Maar het is deze leugen die de magazijnen van veilinghuizen heeft gevuld, nu vol met onverkochte werken die uiteindelijk verkocht zullen worden, waardoor de markt voor bepaalde kunstenaars instort. Tot slot zijn er de kunstbeurzen, die entertainment-sideshows zijn geworden waar galerieën wedijveren om het coolste feest te organiseren. "Cool" zijn in bepaalde contexten kost veel, maar als de beurs slecht presteert, is cool niet langer cool en gaat het de verliezende kolom in. De kern van de zaak? Is het met de kunstmarkt gedaan met zijn successen, excessen en teloorgang? Ik denk het niet. De markt zal zeker moeten inkrimpen. Maar als Gagosian zich nog steeds kan veroorloven om zich als een keizer te gedragen, zullen veel van zijn collega's moeten inkrimpen of, zoals Tim Blum heeft besloten, hun deuren moeten sluiten voordat het te laat is.
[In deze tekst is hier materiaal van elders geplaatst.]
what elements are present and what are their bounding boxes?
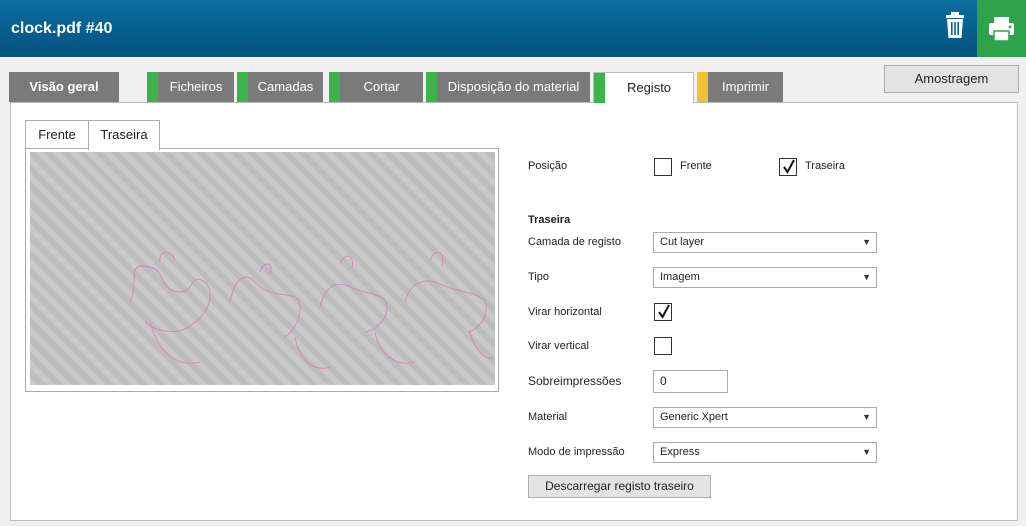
download-back-registration-button[interactable]: Descarregar registo traseiro [528,475,711,498]
checkmark-icon [658,304,670,319]
position-label: Posição [528,160,568,172]
tab-label: Imprimir [722,79,769,94]
position-front-checkbox[interactable] [654,158,672,176]
subtab-back[interactable]: Traseira [88,120,160,150]
material-label: Material [528,411,568,423]
register-layer-select[interactable]: Cut layer ▼ [653,232,877,253]
type-label: Tipo [528,271,549,283]
flip-horizontal-label: Virar horizontal [528,306,602,318]
tab-files[interactable]: Ficheiros [147,72,234,102]
dropdown-arrow-icon: ▼ [862,412,871,422]
tab-status-indicator [237,72,248,102]
print-button[interactable] [977,0,1026,57]
material-value: Generic Xpert [660,411,728,423]
position-back-checkbox[interactable] [779,158,797,176]
tab-registration[interactable]: Registo [593,72,694,103]
trash-icon [946,12,964,38]
subtab-front[interactable]: Frente [25,120,89,149]
tab-label: Registo [626,80,672,95]
registration-preview [30,152,495,385]
tab-status-indicator [426,72,437,102]
document-title: clock.pdf #40 [11,20,113,37]
tab-label: Cortar [363,79,400,94]
material-select[interactable]: Generic Xpert ▼ [653,407,877,428]
app-header: clock.pdf #40 [0,0,1026,57]
type-value: Imagem [660,271,700,283]
tab-status-indicator [147,72,158,102]
print-mode-value: Express [660,446,700,458]
overprints-label: Sobreimpressões [528,374,622,388]
printer-icon [989,17,1014,42]
register-layer-label: Camada de registo [528,236,621,248]
tab-status-indicator [329,72,340,102]
print-mode-label: Modo de impressão [528,446,625,458]
sampling-button[interactable]: Amostragem [884,65,1019,93]
flip-vertical-checkbox[interactable] [654,337,672,355]
tab-material-layout[interactable]: Disposição do material [426,72,590,102]
tab-cut[interactable]: Cortar [329,72,423,102]
overprints-input[interactable]: 0 [653,370,728,393]
position-front-label: Frente [680,160,712,172]
print-mode-select[interactable]: Express ▼ [653,442,877,463]
tab-print[interactable]: Imprimir [697,72,783,102]
delete-button[interactable] [936,7,974,45]
flip-vertical-label: Virar vertical [528,340,589,352]
flip-horizontal-checkbox[interactable] [654,303,672,321]
tab-label: Visão geral [29,79,99,94]
position-back-label: Traseira [805,160,845,172]
clock-outline-artwork [129,251,493,369]
tab-label: Camadas [257,79,314,94]
register-layer-value: Cut layer [660,236,705,248]
tab-status-indicator [594,73,605,103]
tab-overview[interactable]: Visão geral [9,72,119,102]
tab-status-indicator [697,72,708,102]
tab-label: Disposição do material [447,79,580,94]
dropdown-arrow-icon: ▼ [862,237,871,247]
checkmark-icon [783,159,795,174]
tab-layers[interactable]: Camadas [237,72,323,102]
tab-label: Ficheiros [169,79,223,94]
section-title-back: Traseira [528,214,571,226]
dropdown-arrow-icon: ▼ [862,447,871,457]
type-select[interactable]: Imagem ▼ [653,267,877,288]
dropdown-arrow-icon: ▼ [862,272,871,282]
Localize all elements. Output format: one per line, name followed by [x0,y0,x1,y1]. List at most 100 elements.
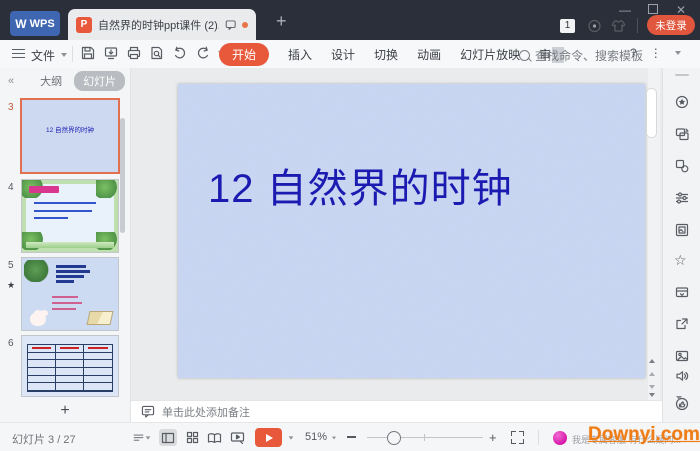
ribbon-tabs: 开始 插入 设计 切换 动画 幻灯片放映 审 [219,43,565,66]
maximize-icon [648,4,658,14]
assistant-icon[interactable] [553,431,567,445]
minimize-button[interactable]: — [614,2,636,18]
thumbnail-title-text: 12 自然界的时钟 [45,127,95,134]
fit-to-window-icon[interactable] [511,431,524,444]
collapse-ribbon-icon[interactable] [674,51,681,55]
tab-insert[interactable]: 插入 [288,46,312,63]
rail-collapse-chevron-icon[interactable] [676,396,682,418]
more-options-icon[interactable]: ⋮ [650,46,662,60]
slide-number: 3 [8,102,14,113]
tab-slides[interactable]: 幻灯片 [74,71,126,91]
play-icon [266,433,273,442]
ribbon-bar: 文件 开始 插入 设计 切换 动画 幻灯片放映 审 查找命令、搜索模板 ? ⋮ [0,40,700,69]
zoom-slider-midtick [424,434,425,441]
scroll-down-icon[interactable] [647,390,657,400]
reading-view-icon[interactable] [205,429,223,446]
shapes-icon[interactable] [674,158,690,174]
zoom-caret-icon[interactable] [331,436,337,440]
hamburger-menu-icon[interactable] [12,49,25,58]
file-caret-icon[interactable] [61,53,67,57]
undo-icon[interactable] [172,45,188,61]
right-toolbar: ☆ [662,68,700,422]
panel-header: « 大纲 幻灯片 [0,68,130,94]
help-button[interactable]: ? [630,46,637,60]
tab-transition[interactable]: 切换 [374,46,398,63]
slide-number: 5 [8,260,14,271]
notes-placeholder: 单击此处添加备注 [162,406,250,419]
tab-home[interactable]: 开始 [219,43,270,66]
slide-sorter-view-icon[interactable] [183,429,201,446]
notification-icon[interactable] [586,18,603,34]
zoom-slider-track[interactable] [367,437,483,438]
add-slide-button[interactable]: + [0,400,130,422]
template-badge-icon[interactable] [674,94,690,110]
audio-icon[interactable] [674,368,690,384]
material-box-icon[interactable] [674,284,690,300]
zoom-out-button[interactable] [347,436,356,438]
favorites-icon[interactable]: ☆ [674,252,687,268]
ribbon-right-controls: ? ⋮ [630,46,681,60]
background-icon[interactable] [674,222,690,238]
animation-star-icon: ★ [7,280,16,290]
slide-thumbnail-panel: « 大纲 幻灯片 3 12 自然界的时钟 4 5 ★ 6 + [0,68,131,422]
print-icon[interactable] [126,45,142,61]
zoom-slider-handle[interactable] [387,431,401,445]
new-tab-button[interactable]: + [276,12,287,30]
thumbnail-table [27,344,113,392]
slide-thumbnail-4[interactable] [22,180,118,252]
previous-slide-icon[interactable] [647,369,657,379]
tab-animation[interactable]: 动画 [417,46,441,63]
tab-outline[interactable]: 大纲 [40,73,62,89]
ribbon-separator [72,46,73,62]
wps-menu-button[interactable]: W WPS [10,11,60,36]
downyi-watermark: Downyi.com [588,424,700,445]
play-slideshow-button[interactable] [255,428,282,447]
slide-editor-area: 12 自然界的时钟 [131,68,662,400]
document-tab[interactable]: P 自然界的时钟ppt课件 (2).ppt [68,9,256,40]
tab-slideshow[interactable]: 幻灯片放映 [460,46,520,63]
rail-drag-handle[interactable] [675,74,689,76]
slide-counter: 幻灯片 3 / 27 [12,434,76,446]
main-scrollbar[interactable] [646,68,660,400]
normal-view-icon[interactable] [159,429,177,446]
notes-bubble-icon [141,405,155,418]
search-placeholder: 查找命令、搜索模板 [535,49,644,63]
message-count-badge[interactable]: 1 [560,19,575,33]
notes-toggle-icon[interactable] [133,429,151,446]
print-preview-icon[interactable] [149,45,165,61]
skin-theme-icon[interactable] [610,18,627,34]
export-icon[interactable] [103,45,119,61]
panel-scrollbar[interactable] [120,118,125,233]
wps-app-name: WPS [29,17,55,30]
unsaved-dot-icon [242,21,248,28]
titlebar: W WPS P 自然界的时钟ppt课件 (2).ppt + — ✕ 1 未登录 [0,0,700,40]
slide-layout-icon[interactable] [674,126,690,142]
slide-number: 6 [8,338,14,349]
tab-design[interactable]: 设计 [331,46,355,63]
command-search[interactable]: 查找命令、搜索模板 [519,47,643,64]
file-menu[interactable]: 文件 [31,47,55,64]
quick-access-toolbar [80,45,224,61]
play-options-caret-icon[interactable] [288,436,294,440]
login-button[interactable]: 未登录 [647,15,695,35]
slide-canvas[interactable]: 12 自然界的时钟 [178,84,645,378]
main-scrollbar-thumb[interactable] [646,88,657,138]
zoom-level[interactable]: 51% [305,431,327,443]
slide-thumbnail-5[interactable] [22,258,118,330]
slide-number: 4 [8,182,14,193]
picture-icon[interactable] [674,348,690,364]
notes-bar[interactable]: 单击此处添加备注 [131,400,662,422]
object-properties-icon[interactable] [674,190,690,206]
scroll-up-icon[interactable] [647,356,657,366]
comment-bubble-icon[interactable] [225,19,236,31]
collapse-panel-button[interactable]: « [8,75,14,87]
save-icon[interactable] [80,45,96,61]
slide-thumbnail-6[interactable] [22,336,118,396]
share-icon[interactable] [674,316,690,332]
slide-title-text[interactable]: 12 自然界的时钟 [208,156,513,214]
slide-thumbnail-3[interactable]: 12 自然界的时钟 [22,100,118,172]
redo-icon[interactable] [195,45,211,61]
slide-texture [178,84,645,378]
slideshow-from-current-icon[interactable] [228,429,246,446]
zoom-in-button[interactable]: + [489,431,497,444]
Ik geloof dat er altijd behoefte zal zijn aan kunst, galerieën en verzamelaars; ze maken deel uit van de cultuur van overvloed en luxe die de hedendaagse samenleving beheerst. Toch lijken mensen, zelfs de allerrijksten, te hebben ontdekt dat een miljoen weer een miljoen is geworden. Met een miljoen kun je veel doen en kopen, niet alleen een schilderij van een onbekende kunstenaar die plotseling heel populair werd, maar waarschijnlijk snel weer saai wordt. De grote Amerikaanse schilder Jasper Johns, die snel rijk en beroemd werd, lunchte ooit met een verzamelaar die koste wat kost een van zijn werken wilde kopen en een waanzinnige prijs bood. Johns luisterde zwijgend en zei aan het einde van de maaltijd: "Ik ben niet van plan het schilderij te verkopen. Hoe dan ook, de prijs die je me biedt is absurd, en je bent een idioot." Kunstenaars, galeriehouders en verzamelaars zouden, als ze willen dat de kunstwereld en de markt ervan overleven, altijd het antwoord van Jasper Johns in gedachten moeten houden.